Here's a summary of the scale:
|0||No hazard. The likelihood of a collision with Earth is zero or well below the chance that a random object of the same size will impact Earth within the next few decades.|
|1||Normal. A routine discovery in which a pass near the Earth is predicted that poses no unusual level of danger.|
|2||Meriting attention by astronomers. The chance of collision is extremely unlikely but of greater probability than for Level 1.|
|3||A close encounter, meriting attention by astronomers, with a 1% or greater chance of collision capable of localized destruction.|
|4||A close encounter, meriting attention by astronomers, with a 1% or greater chance of collision capable of regional devastation.|
|5||A close encounter posing a serious, but still uncertain threat of regional devastation.|
|6||A close encounter by a large object posing a serious but still uncertain threat of a global catastrophe.|
|7||A close encounter by a large object posing a serious but still uncertain threat of a global catastrophe. Potential for a global climatic catastrophe.|
|8||A collision capable of causing localized or regional devastation. Certain (≥99%) collision, capable of causing a global climatic catastrophe.|
|9||A collision capable of causing a global climatic catastrophe. Certain (≥99%) collision, resulting in global devastation.|
The highest rating on the Torino scale we've had was Apophis. This near-Earth asteroid is 370 meters in diameter and in 2004, it was rated level 2. Its rating was subsequently upgraded to level 4 -- this is still, to this day, the current record. Apophis is set to pass by Earth in 2029, and there were some uncertainties about its orbit. Current models say it will pass some 38,000 km from Earth and its level was downgraded to 0.
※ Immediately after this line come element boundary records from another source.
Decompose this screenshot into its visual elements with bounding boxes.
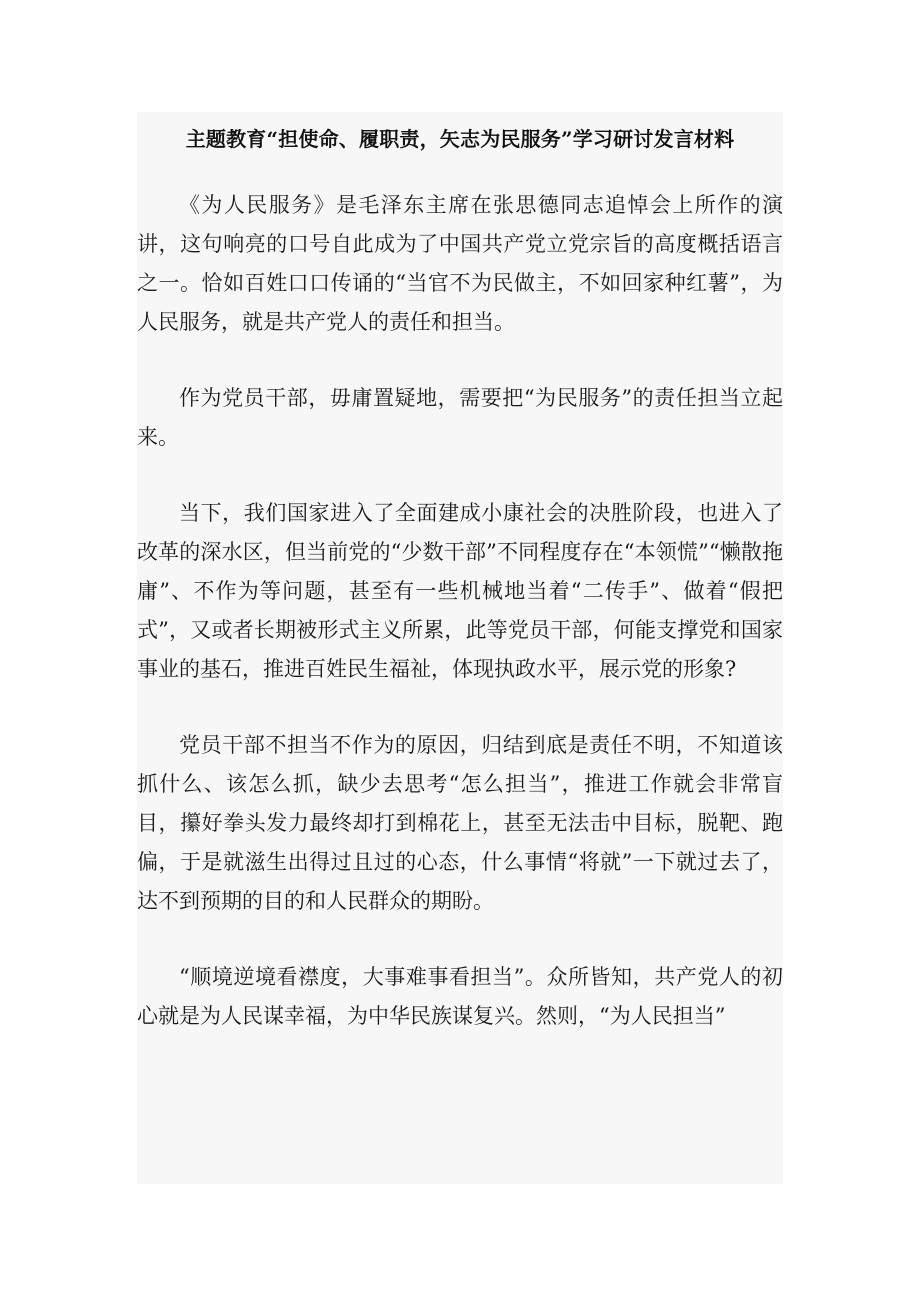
paragraph-2: 作为党员干部，毋庸置疑地，需要把“为民服务”的责任担当立起来。 (137, 386, 783, 449)
paragraph-1: 《为人民服务》是毛泽东主席在张思德同志追悼会上所作的演讲，这句响亮的口号自此成为了中国共产党立党宗旨的高度概括语言之一。恰如百姓口口传诵的“当官不为民做主，不如回家种红薯”，为人民服务，就是共产党人的责任和担当。 (137, 193, 783, 334)
paragraph-4: 党员干部不担当不作为的原因，归结到底是责任不明，不知道该抓什么、该怎么抓，缺少去思考“怎么担当”，推进工作就会非常盲目，攥好拳头发力最终却打到棉花上，甚至无法击中目标，脱靶、跑偏，于是就滋生出得过且过的心态，什么事情“将就”一下就过去了，达不到预期的目的和人民群众的期盼。 (137, 733, 783, 913)
spacer (137, 457, 783, 494)
paragraph-3: 当下，我们国家进入了全面建成小康社会的决胜阶段，也进入了改革的深水区，但当前党的“少数干部”不同程度存在“本领慌”“懒散拖庸”、不作为等问题，甚至有一些机械地当着“二传手”、做着“假把式”，又或者长期被形式主义所累，此等党员干部，何能支撑党和国家事业的基石，推进百姓民生福祉，体现执政水平，展示党的形象? (137, 501, 783, 681)
spacer (137, 921, 783, 958)
document-title: 主题教育“担使命、履职责，矢志为民服务”学习研讨发言材料 (185, 127, 735, 151)
paragraph-5: “顺境逆境看襟度，大事难事看担当”。众所皆知，共产党人的初心就是为人民谋幸福，为中华民族谋复兴。然则，“为人民担当” (137, 965, 783, 1028)
spacer (137, 154, 783, 186)
spacer (137, 689, 783, 726)
document-body (137, 112, 783, 1184)
spacer (137, 342, 783, 379)
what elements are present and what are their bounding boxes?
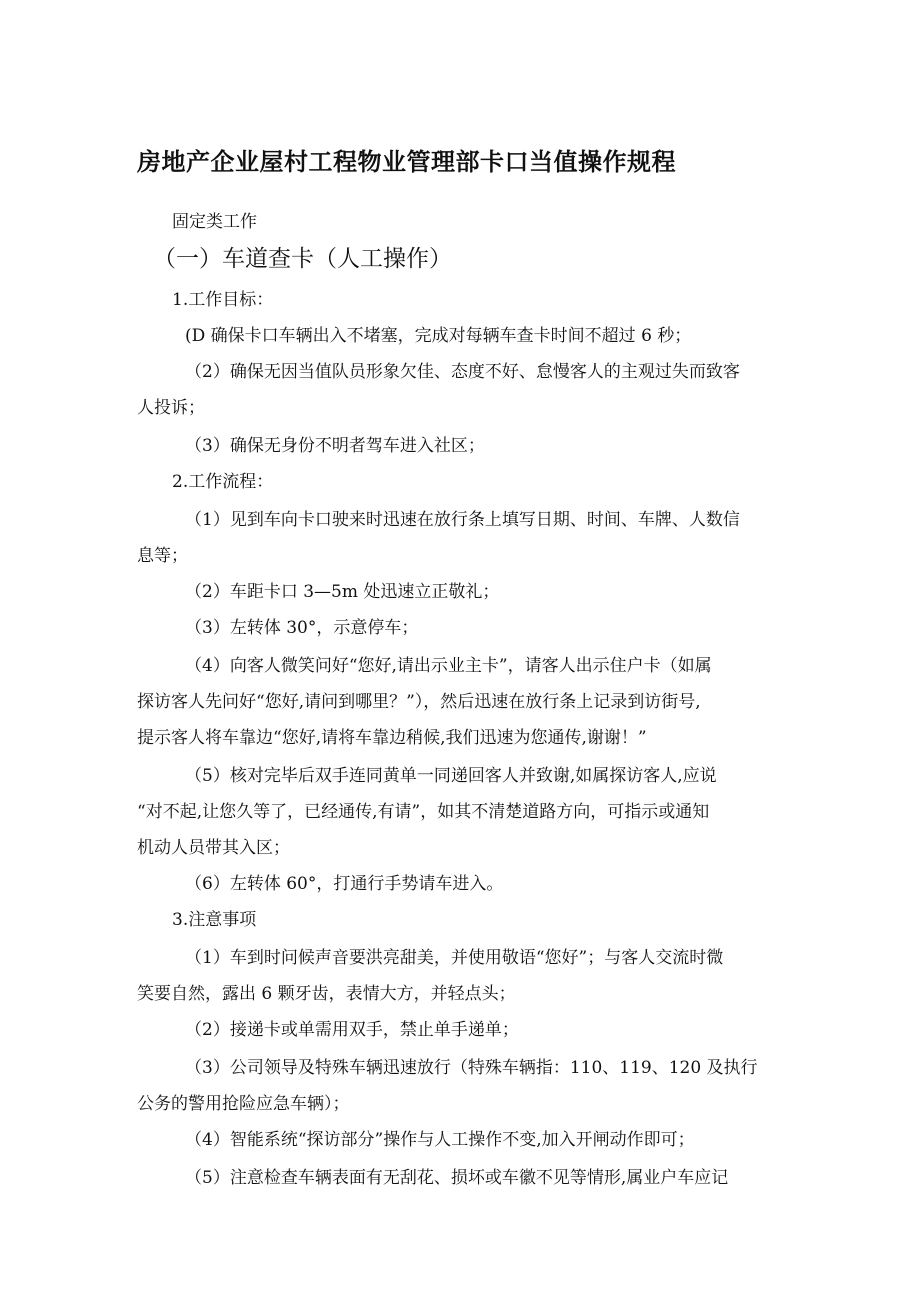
paragraph-line: （3）公司领导及特殊车辆迅速放行（特殊车辆指：110、119、120 及执行 — [185, 1058, 758, 1078]
paragraph-line: （3）确保无身份不明者驾车进入社区； — [185, 436, 485, 456]
paragraph-line: （5）核对完毕后双手连同黄单一同递回客人并致谢,如属探访客人,应说 — [185, 766, 717, 786]
paragraph-line: 1.工作目标： — [172, 290, 274, 310]
paragraph-line: （1）见到车向卡口驶来时迅速在放行条上填写日期、时间、车牌、人数信 — [185, 510, 740, 530]
paragraph-line: 3.注意事项 — [172, 910, 257, 930]
paragraph-line: 探访客人先问好“您好,请问到哪里？”），然后迅速在放行条上记录到访街号, — [137, 692, 701, 712]
paragraph-line: 2.工作流程： — [172, 472, 274, 492]
paragraph-line: （4）向客人微笑问好“您好,请出示业主卡”，请客人出示住户卡（如属 — [185, 656, 712, 676]
paragraph-line: 笑要自然，露出 6 颗牙齿，表情大方，并轻点头； — [137, 984, 516, 1004]
paragraph-line: 提示客人将车靠边“您好,请将车靠边稍候,我们迅速为您通传,谢谢！” — [137, 728, 647, 748]
section-title: （一）车道查卡（人工操作） — [153, 246, 452, 272]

No other incoming object has been graded a level 4 or higher. In fact, no object currently has a non-zero designation. Several asteroids were downgraded to 0 in 2023, including one asteroid called 2023 JE5, which has a diameter of around 34 meters. Researchers initially calculated a 1 in 480 chance of impact on 4 October 2017. However, more refined calculations showed that the chance is rather 1 in 3,000.
If you're concerned about an asteroid, check the Torino scale
So there you have it -- instead of talking about Manhattan-sized or giraffe-sized asteroids that pass "close" to Earth, let's take about the Torino scale. Is it a zero? Then yeah, no reason for concern.
This doesn't mean there's nothing to worry about in general. We don't know all the asteroids yet, and sometimes, there are uncertainties about orbit calculations. We absolutely should continue supporting the discovery and study of asteroids -- especially as recent satellite constellations can be quite obtrusive.
We're not helpless. As the DART missions showed, we have a good shot to deflect a dangerous asteroid. In order to have any chance of that working, we need to detect this potential asteroid as early as possible.
But all this talk of "bus-sized" asteroids passing "close" doesn't really mean much. When you read an article like this, check if it mentions the Torino scale or any specifics on how likely it is to actually impact the Earth in a meaningful way. If it doesn't do any of that, just ignore it.